Menurut dia, salah satu tugas legislatif (DPRD) adalah untuk melaksanakan pengoperasian dan penyerapan anggaran daerah.
“DPRD itu merupakan salah satu lembaga legislatif yang memiliki tugas dan juga wewenang untuk menyetujui atau pun tidak menyetuji Rancangan Anggaran Pendapatan dan Belanja Daerah (RAPBD) pada periode terkait,” ujarnya.
Ali Sodik menambahkan adanya pengalaman sangat berharga terkait kasus dugaan korupsi yang melibatkan pimpinan DPRD Tulungagung sebelumnya tidak menjadikan efek jera terhadap kinerja DPRD yang sekarang ini (Periode 2019-2024).
“Hal itu terbukti, DPRD Kabupaten Tulungagung menyerap dana yang sangat besar pada pagu perjalanan dinas pimpinan dan anggota DPRD Kabupaten Tulungagung, jelang masa purna tugas,” tambahnya.
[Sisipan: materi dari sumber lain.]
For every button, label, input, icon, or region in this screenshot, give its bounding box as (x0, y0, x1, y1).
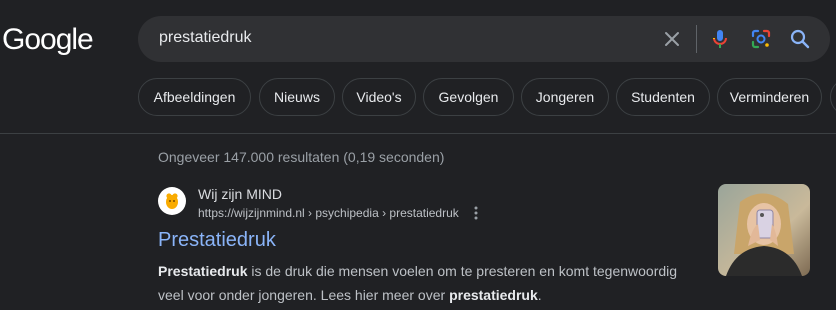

Lebih lanjut, Ali Sodik menjelaskan rincian anggaran pada tahun 2023 di DPRD Kabupaten Tulunggung jumlah pagunya adalah kurang lebih Rp 8 miliar menjadi 27 miliar.
Jika dikalkulasi, lanjut dia, jumlahnya ini mengalami kenaikan 200 persen lebih.
“Peningkatan jumlah pagu anggaran Perdin Pimpinan DPRD Tulungagung dari pagu 8 miliar rupiah menjadi Rp 27 miliar. Hal itu patut dipertanyakan dan harus diusut secara tuntas penggunaaanya dan dasar hukumnya,” imbuhnya.
Lebih dalam Ali Sodik memaparkan tidak hanya pada tahun 2023 pagu anggaran Perdin Pimpinan dan Anggota DPRD Kabupaten Tulunggung sangat besar. Pada tahun 2024, jelas dia, jumlah pagu hampir 18 Miliar rupiah menjadi Rp 35 Miliar.
“Peningkatan jumlah pagu anggaran Perdin Pimpinan dan Anggota DPRD Kabupaten Tulunggung pada tahun 2023 sampai 2024 pada waktu menjelang pemilu, diindikasi ada unsur penyalahgunaan wewenang dan diduga adanya tindak pidana korupsi sehingga perlunya pemeriksaan terhadap penggunaan anggaran dimaksud,” pungkasnya.
Hingga berita ini ditayangkan, Ketua DPRD Kabupaten Tulungagung, Jawa Timur, Marsono, S.Sos., saat dikonfirmasi melalui telepon aplikasi WhatsApp belum ada jawaban.